И как до нее сразу не дошло! Лу Да эти места знала как свои пять пальцев. Ей было известно, что через Ечжу часто срезали путь, равно как и то, что этот лес поглощает путников, если им не посчастливилось зайти туда в сопровождении тех, у кого были дурные намерения.
Осознание собственной чудовищной ошибки накрыло ее с головой, она в панике обернулась, стоило ей услышать полный боли крик Сюэ Ба, и рванула на звук.

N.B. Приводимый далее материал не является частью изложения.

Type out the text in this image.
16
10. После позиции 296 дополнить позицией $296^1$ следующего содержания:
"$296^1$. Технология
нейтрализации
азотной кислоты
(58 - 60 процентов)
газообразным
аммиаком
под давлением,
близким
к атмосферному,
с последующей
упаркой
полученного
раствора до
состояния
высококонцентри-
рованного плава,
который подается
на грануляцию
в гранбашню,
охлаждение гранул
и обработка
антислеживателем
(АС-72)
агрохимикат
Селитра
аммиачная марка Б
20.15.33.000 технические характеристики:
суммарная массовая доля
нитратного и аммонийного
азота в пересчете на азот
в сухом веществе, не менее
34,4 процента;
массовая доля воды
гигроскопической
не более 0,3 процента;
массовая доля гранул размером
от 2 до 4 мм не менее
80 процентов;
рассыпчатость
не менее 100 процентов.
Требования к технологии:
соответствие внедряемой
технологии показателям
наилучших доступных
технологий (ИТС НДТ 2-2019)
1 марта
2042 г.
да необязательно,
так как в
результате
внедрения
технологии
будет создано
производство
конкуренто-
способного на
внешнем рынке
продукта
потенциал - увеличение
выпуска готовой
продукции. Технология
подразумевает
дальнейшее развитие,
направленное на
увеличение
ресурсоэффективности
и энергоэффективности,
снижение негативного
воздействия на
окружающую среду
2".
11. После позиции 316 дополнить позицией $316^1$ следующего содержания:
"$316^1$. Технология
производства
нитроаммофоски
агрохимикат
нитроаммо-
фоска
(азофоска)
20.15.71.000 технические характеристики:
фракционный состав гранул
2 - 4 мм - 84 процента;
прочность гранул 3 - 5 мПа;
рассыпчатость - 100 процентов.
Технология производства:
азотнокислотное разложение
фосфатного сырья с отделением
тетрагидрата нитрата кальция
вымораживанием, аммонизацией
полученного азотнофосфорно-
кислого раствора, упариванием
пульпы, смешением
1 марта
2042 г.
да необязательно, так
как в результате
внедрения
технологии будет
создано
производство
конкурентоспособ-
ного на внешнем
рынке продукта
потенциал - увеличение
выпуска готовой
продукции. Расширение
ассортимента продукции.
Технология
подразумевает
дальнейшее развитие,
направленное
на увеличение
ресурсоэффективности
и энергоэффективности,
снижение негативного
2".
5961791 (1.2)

– Лу Чжишэнь! Познавшая Глубину, да как ты вообще такое допустила? – корила она себя. – Голова у тебя на плечах для чего вообще нужна? Тупая ты задница ослиная! На сестрице Линь живого места нет! Да с самого начала нужно было наподдать этим чертовым псам, вот как надо было. Прибила бы обоих да оставила бы гнить в канаве, им там самое место!
Громко причитая, она опустилась на корточки рядом с Линь Чун. Нижняя часть тела наставника распростерлась на земле, а верхняя прогнулась и безвольно повисла на канге, сомкнутой вокруг ее шеи. Тяжелые кандалы сдавливали запястья, на коже под ними виднелись синяки и запекшаяся кровь.
Ну, что ж, это дело поправимое. Лу Да пошарила вокруг и нащупала ключи на поясе у охранника постарше, которому вдребезги размозжила голову. Она освободила руки Линь Чун и принялась энергично растирать их.
– Сестрица Линь! Пожалуйста, скажи хоть что-нибудь. Кандалы я сняла, а вот от этой проклятой канги ключа не вижу. Я бы ее голыми руками порвала на части, уж силенок-то хватит, да осколки тебе в лицо попадут, рассекут еще в кровь. Или через плечо тебя перекинула бы, да прям так и до Ляншаньбо потащила, но эта адова хреновина тебе чуть голову не оторвала, боюсь, так мы только все усугубим, верно? Мой божий зуб ее в клочья разнес бы, но, опять же, твой хрупкий череп тоже всмятку могло разбить, и что бы мы тогда делали? Э-э-эх! Надо было больше учиться. И ты мне об этом говорила, и монахи твердили… Настоятель Чжи все увещевал: «Лу Чжишэнь, у тебя огромные возможности, тебе только поработать бы над своим поведением». Прав был он, верно? Познавшая Глубину, тоже мне; такой, как я, больше подходит Познавшая Всякую Чушь.
Как быть? Лу Да не сомневалась, что Линь Чун необходимо доставить на гору Ляншаньбо. Мало того, что она была бы ограждена от новых покушений на ее жизнь естественными барьерами горы и не совсем естественными ловушками, вдобавок в Ляншаньбо были лекарства, кровати и люди, которые куда лучше разбирались в вопросах врачевания серьезных ран, чем Лу Да, больше привыкшая оные раны наносить.
К тому же они и так уже на полпути к Ляншаньбо. Лу Да прикинула, что даже с Линь Чун на руках она смогла бы добраться до границы речных заводей за день или и того меньше, уж в беге ей равных было мало. Но как же быть с этой кангой?
Позади них раздался тихий стон.
Лу Да отпустила руки Линь Чун и вскочила на ноги. Один из охранников был еще жив! Она прошествовала к нему, занесла посох, еще и меч вынула для пущей убедительности. Это был тот, второй, его она всего лишь треснула по виску. Но Лу Да не понаслышке знала, насколько мощным мог быть ее удар.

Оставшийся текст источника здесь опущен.